If you are in the area and have not had the chance to get to Acre Distillery and Coffee House, you are missing out. I have been a fan of the distillery/bar/coffee-house/lounge/you-name-it, for months now ever since I first stepped inside for the first time. I recently was able to sit down with Tony Formby, who is the owner of Acre, and ask him a few questions about the business.
How did you come up with the concept for Acre?
Simply put, I didn’t. The concept morphed over time. After a stint at Rahr & Sons brewery where I owned half of the company and was the majority share holder, I decided to take a different direction. JB Flowers, an ex-brewer at Rahr, called me up one day and told me he wanted to start a distillery. We had both gotten a great knowledge of distribution at Rahr & Sons and set out to create Acre.

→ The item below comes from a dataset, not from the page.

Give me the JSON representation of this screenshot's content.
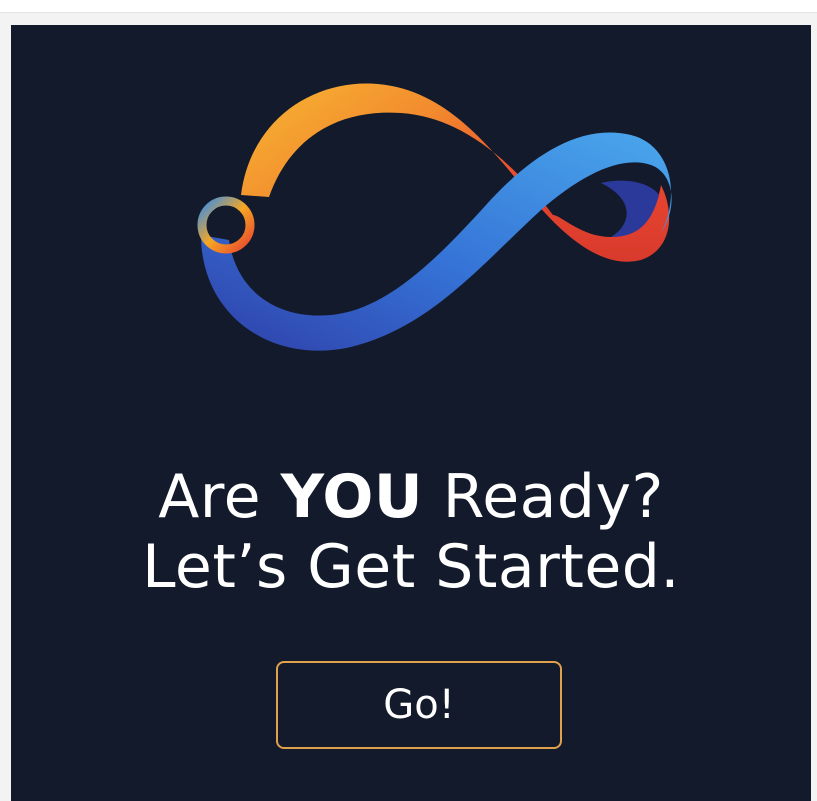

With plenty of downtown hotels, the Texas A&M law school and the University of Texas at Arlington-Fort Worth campus within a few blocks, we teamed up with the Avoca, a local coffee shop and began offering coffee with an in-house barista.
Around the same time we started Acre, legislation changed the rules to be to sell alcohol at the facility instead of through distribution only. This allows us to have multiple income streams from retail bottles, distribution, coffee sales, a few food items, the cocktail menu and also our tours and tasting every night at 6pm.
What is it like to distill on the original Hell’s Half Acre?
We don’t celebrate the history, but we can appreciate it. Hell’s Half Acre was a red light district, home to con-men, stage-coach drivers, and lots of other sketchy folks in the area and actually had major amounts of death from suicide. It’s not a bright past, but the brand and a lot of our bottles derive names from the history, such as: Longhair Jim. who was a Marshal back in the day, Timmy Gin, a saloon that originally stood a few blocks down, and future rum that will be named Hell’s Half Acre.
Where do you source the ingredients for the Acre spirits?
We try to source as much locally as possible but we mainly get a lot of our grains and corns from the Midwest. We do use local elderberry, oranges, lemons and cherries in our cocktail menu, though.
How did you decide what cocktails to put on the menu?
We like classic, pre-prohibition cocktails. It’s really a team effort between the bartenders and distillers. We enjoy getting creative with local ingredients, fresh juices and quality tonic water.